Since the Supreme Court decided Alice Corp. v. CLS Bank International in 2014, companies have had a difficult time patenting software and business methods. I am not a patent lawyer and this is not a patent blog. But a recent Federal Circuit case shows how companies with this type of IP may want to look to trade-secret laws for protection.
Last week, the Federal Circuit decided SAP America, Inc. v. InvestPic, LLC (a pdf of the opinion can be downloaded here). In this case, a judge in the Northern District of Texas granted judgment on the pleadings in favor of SAP, which filed a declaratory-judgment action seeking to invalidate InvestPic’s patent. The Federal Circuit affirmed.
InvestPic’s patent involved a technique that “utilizes resampled statistical methods for the analysis of financial data[.]” InvestPic claims this is superior to typical financial-market forecast methods that rely on the flawed assumption that “financial data follows a normal or Gaussian distribution.” (This reminds me of The Black Swan’s chapter on “The Bell Curve, That Great Intellectual Fraud.”)
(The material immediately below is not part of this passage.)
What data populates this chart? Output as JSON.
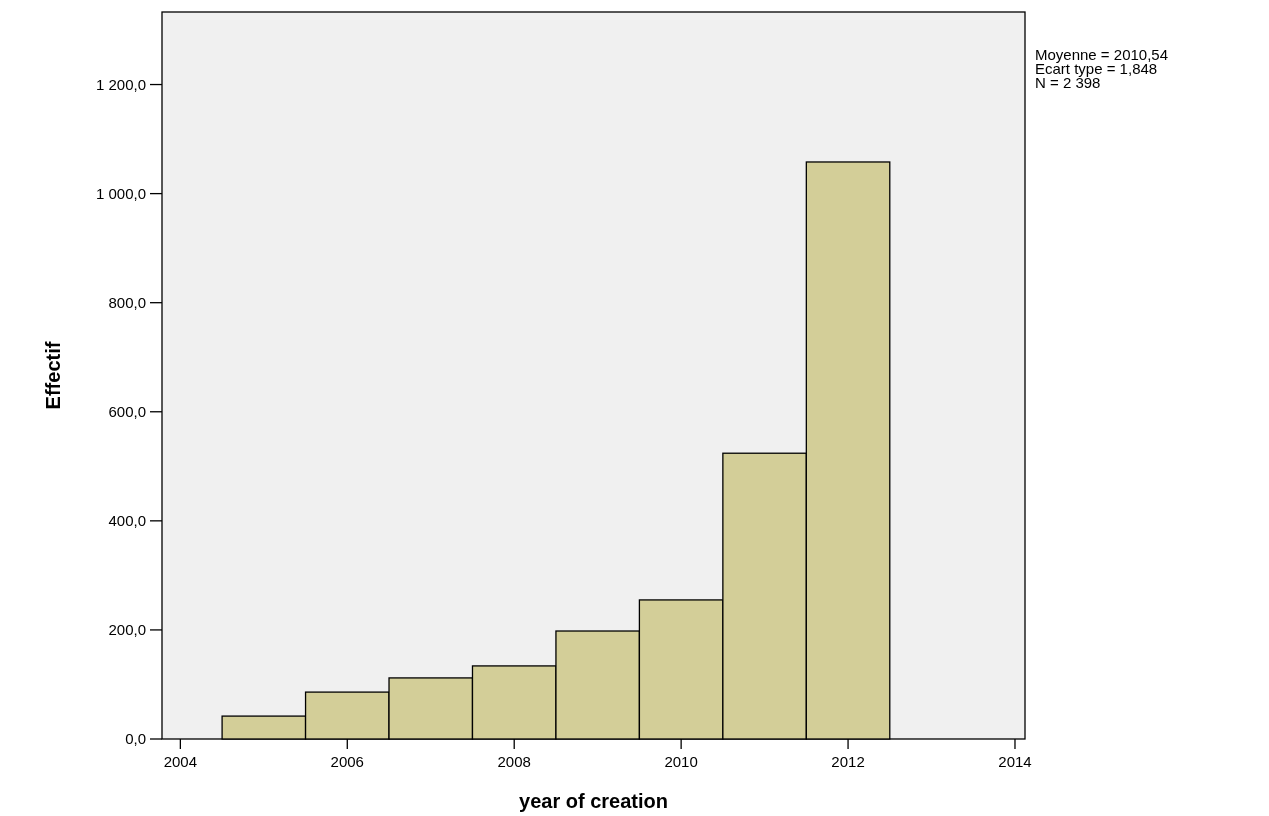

Citing Alice, the Federal Circuit invalidated InvestPic’s patent, finding that it was directed to an abstract idea and did not contain an innovative concept. This is not an uncommon post-Alice result. But at the end of its opinion, the Federal Circuit made a comment that caught my attention:
There is, in short, nothing “inventive” about any claim details, individually or in combination, that are not themselves in the realm of abstract ideas. . . . [P]atent law does not protect such claims, without more, no matter how groundbreaking the advance. An innovator who makes such an advance lacks patent protection for the advance itself. If any such protection is to be found, the innovator must look outside patent law in search of it, such as in the law of trade secrets, whose core requirement is that the idea be kept secret from the public.
Given the current state of patent law, many companies face a dilemma when trying to monetize potentially abstract ideas: make the disclosures necessary to seek a patent and risk having the patent rejected or invalidated, or adopt a business model that allows for trade-secret protection. This is a complicated analysis that involves many business and legal factors.
As the Federal Circuit noted, trade secrets cannot be publicly disclosed, and they must be reasonably protected. Business models can incorporate these restrictions. For example, it may be possible for a company to license its technology and include confidentiality obligations in the licensing agreement. Companies facing this choice need to involve trade-secret lawyers in strategy discussions and decisions.